Pollution makes carnivorous plant lose appetite for bugs
In highly polluted areas, some carnivorous plants rely less on insects for sustenance, scientists have found. Instead, these normally voracious bug-eaters soak up more nutrients through their roots.
Cars and factories release nitrogen pollutants into the atmosphere, which then rain back down on Earth. Plants use these chemicals essentially as fertilizer. Jon Millett, a plant ecologist at Loughborough University in the U.K., wondered how this environmental change might affect the diets of carnivorous plants—which can get nutrients both through their roots and by eating insects.
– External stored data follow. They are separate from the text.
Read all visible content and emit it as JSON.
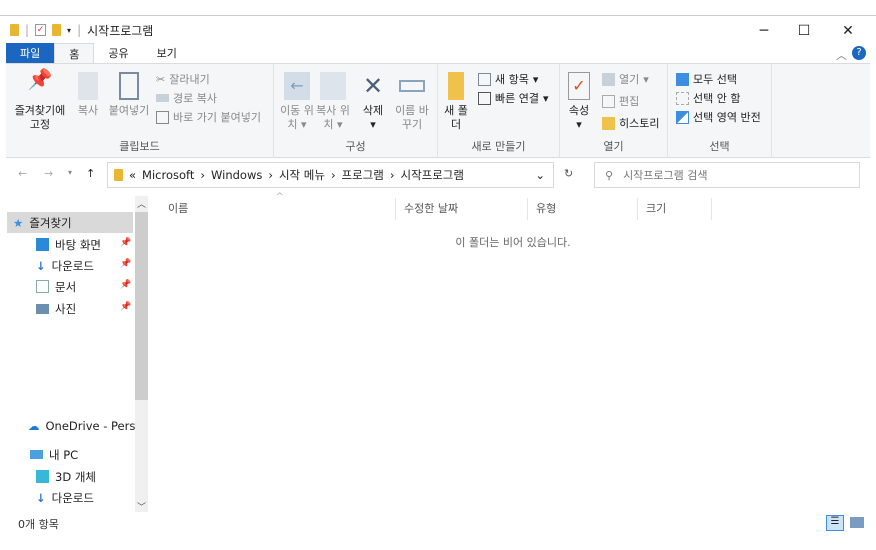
{
  "window": {
    "title": "시작프로그램",
    "minimize": "─",
    "maximize": "☐",
    "close": "✕"
  },
  "tabs": [
    "파일",
    "홈",
    "공유",
    "보기"
  ],
  "ribbon": {
    "clipboard": {
      "label": "클립보드",
      "pin": "즐겨찾기에 고정",
      "copy": "복사",
      "paste": "붙여넣기",
      "cut": "잘라내기",
      "copy_path": "경로 복사",
      "paste_shortcut": "바로 가기 붙여넣기"
    },
    "organize": {
      "label": "구성",
      "move_to": "이동 위치",
      "copy_to": "복사 위치",
      "delete": "삭제",
      "rename": "이름 바꾸기"
    },
    "new": {
      "label": "새로 만들기",
      "new_folder": "새 폴더",
      "new_item": "새 항목",
      "easy_access": "빠른 연결"
    },
    "open": {
      "label": "열기",
      "properties": "속성",
      "open": "열기",
      "edit": "편집",
      "history": "히스토리"
    },
    "select": {
      "label": "선택",
      "select_all": "모두 선택",
      "select_none": "선택 안 함",
      "invert": "선택 영역 반전"
    }
  },
  "address": {
    "prefix": "«",
    "crumbs": [
      "Microsoft",
      "Windows",
      "시작 메뉴",
      "프로그램",
      "시작프로그램"
    ],
    "search_placeholder": "시작프로그램 검색"
  },
  "sidebar": {
    "quick_access": "즐겨찾기",
    "items": [
      "바탕 화면",
      "다운로드",
      "문서",
      "사진"
    ],
    "onedrive": "OneDrive - Person",
    "this_pc": "내 PC",
    "pc_items": [
      "3D 개체",
      "다운로드"
    ]
  },
  "columns": [
    "이름",
    "수정한 날짜",
    "유형",
    "크기"
  ],
  "empty_message": "이 폴더는 비어 있습니다.",
  "status": "0개 항목",
  "colors": {
    "accent": "#1a66c0",
    "ribbon_bg": "#f5f6f7"
  }
}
He focused on the species Drosera rotundifolia, a plant with small, round leaves. Each leaf sports red stalks with drops of sticky fluid on the ends. When a bug gets trapped on the tip of a stalk, the leaf slowly rolls over to cover the unlucky insect “like a taco,” says Millett.
Millett collected samples of D. rotundifolia from three bogs in Sweden, each with a different level of nitrogen pollution. He also collected insects and moss in the area.
To determine how the carnivorous plant obtained its nutrients, the team studied the nitrogen content of D. rotundifolia, the moss, and the insects. Nitrogen has two stable forms, one heavier than the other. Organisms higher on the food chain tend to carry more of the heavier form. By comparing the nitrogen signatures of the three types of organisms, the researchers could estimate how much nitrogen D. rotundifolia obtained through its roots—as the moss did—or from eating bugs.
D. rotundifolia from the least polluted bog got more than half its nitrogen from insects, while those in more polluted areas got only about 20 to 30 percent from insects, the team reports in New Phytologist. Since the plants in polluted bogs can get plenty of nitrogen through their roots, they may not bother spending the energy to maintain their traps. Millett suspects those plants may be making their stalks less sticky to reduce their insect intake. ❧
–Roberta Kwok
Millett, J. et al. 2012. Reliance on prey-derived nitrogen by the carnivorous plant Drosera rotundifolia decreases with increasing nitrogen deposition. New Phytologist doi:10.1111/j.1469-8137.2012.04139.x.